Fast forward several years and I’m at a theatre in Harvard Square. We go to watch Hustle & Flow and I’m with my Black friends. We’re all graduate students at Harvard… but we could not behave ourselves and just watch the movie. We had to talk to the screen! (Not loud though.)

Things guaranteed to start Black folks talking in the theatre:

  1. Somebody getting slapped in the face
  2. Same-sex kissing
  3. A character doing something dumb (walking into a graveyard at midnight, walking into a burning building to save a cat)
  4. Interracial kissing (especially with a Black man kissing a White woman)
  5. A Zapp & Roger song in the background (“that’s my jam!”)

Hey there, Austin :smiley: Lived there for 6 yrs or so and remains one of my 2 “homes”. Portland, Or. being the other. (from Houston originally)

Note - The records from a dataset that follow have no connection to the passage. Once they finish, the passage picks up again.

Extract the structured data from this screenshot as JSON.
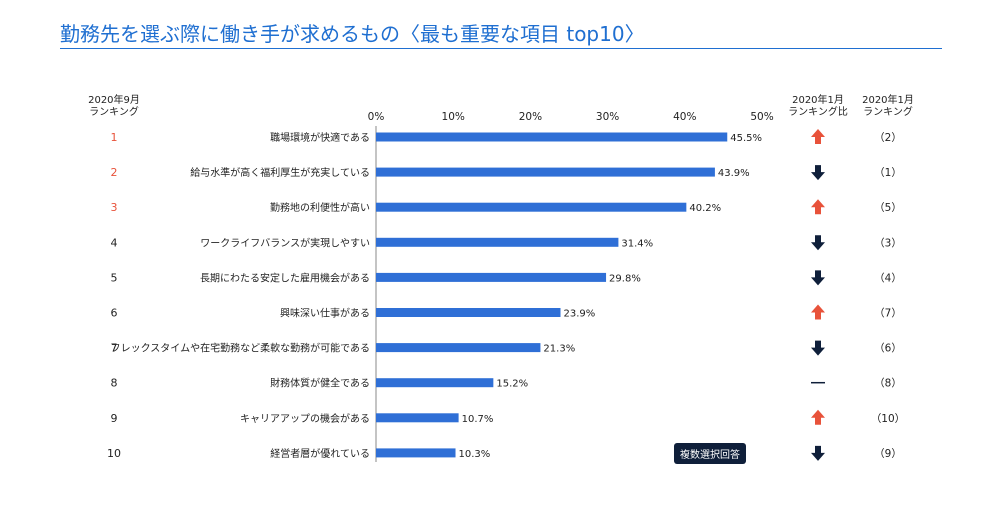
{
  "title": "勤務先を選ぶ際に働き手が求めるもの〈最も重要な項目 top10〉",
  "headers": {
    "rank_sep": [
      "2020年9月",
      "ランキング"
    ],
    "trend": [
      "2020年1月",
      "ランキング比"
    ],
    "rank_jan": [
      "2020年1月",
      "ランキング"
    ]
  },
  "badge": "複数選択回答",
  "colors": {
    "accent": "#1f6fd1",
    "bar": "#2f6fd6",
    "up": "#e8523a",
    "down": "#0f1f3a",
    "rank_highlight": "#e8523a"
  },
  "chart_data": {
    "type": "bar",
    "orientation": "horizontal",
    "xlim": [
      0,
      50
    ],
    "xticks": [
      "0%",
      "10%",
      "20%",
      "30%",
      "40%",
      "50%"
    ],
    "rows": [
      {
        "rank": "1",
        "label": "職場環境が快適である",
        "value": 45.5,
        "value_label": "45.5%",
        "trend": "up",
        "jan": "（2）"
      },
      {
        "rank": "2",
        "label": "給与水準が高く福利厚生が充実している",
        "value": 43.9,
        "value_label": "43.9%",
        "trend": "down",
        "jan": "（1）"
      },
      {
        "rank": "3",
        "label": "勤務地の利便性が高い",
        "value": 40.2,
        "value_label": "40.2%",
        "trend": "up",
        "jan": "（5）"
      },
      {
        "rank": "4",
        "label": "ワークライフバランスが実現しやすい",
        "value": 31.4,
        "value_label": "31.4%",
        "trend": "down",
        "jan": "（3）"
      },
      {
        "rank": "5",
        "label": "長期にわたる安定した雇用機会がある",
        "value": 29.8,
        "value_label": "29.8%",
        "trend": "down",
        "jan": "（4）"
      },
      {
        "rank": "6",
        "label": "興味深い仕事がある",
        "value": 23.9,
        "value_label": "23.9%",
        "trend": "up",
        "jan": "（7）"
      },
      {
        "rank": "7",
        "label": "フレックスタイムや在宅勤務など柔軟な勤務が可能である",
        "value": 21.3,
        "value_label": "21.3%",
        "trend": "down",
        "jan": "（6）"
      },
      {
        "rank": "8",
        "label": "財務体質が健全である",
        "value": 15.2,
        "value_label": "15.2%",
        "trend": "same",
        "jan": "（8）"
      },
      {
        "rank": "9",
        "label": "キャリアアップの機会がある",
        "value": 10.7,
        "value_label": "10.7%",
        "trend": "up",
        "jan": "（10）"
      },
      {
        "rank": "10",
        "label": "経営者層が優れている",
        "value": 10.3,
        "value_label": "10.3%",
        "trend": "down",
        "jan": "（9）"
      }
    ]
  }
}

I love your breakdown of the risks for loud talking out…true. Very apt. :smiley:

And don’t get me wrong, I LOVE my Black brothers and sisters, grew up among them and laugh at those who fear them on general principle, but yeah, certain stereotypes ARE true, ime. These are people I feel comfortable with BUT, come the fuck ON, SHUT the fuck UP already! :mad: I would not feel as comfortable saying that if I DIDN’T love them so much, ya know?

Same with my loud White-trash family of origin. :o

I love both cultures, but there are aspects of both I hate. And I would as gladly stab to death a White person being loud in a theater as I would a Black one. :cool:

I’ve experienced both of the OP’s with some decent frequency. Funny thing regarding #2 is that whenever I watched a movie in Mexico, I never got that problem.

Never heard of #2 and I have quite a number of undocumented Hispanic friends. However I often heard complaints from the secretary at my old job about all of the Asians working in the building who didn’t know how to use an American toilet. They would apparently actually put their feet on the rim and squat, making a big mess.

I’ve heard of #1, even before seeing scary movie but haven’t really experienced it personally. I do witness the same phenomenon within certain groups of teens.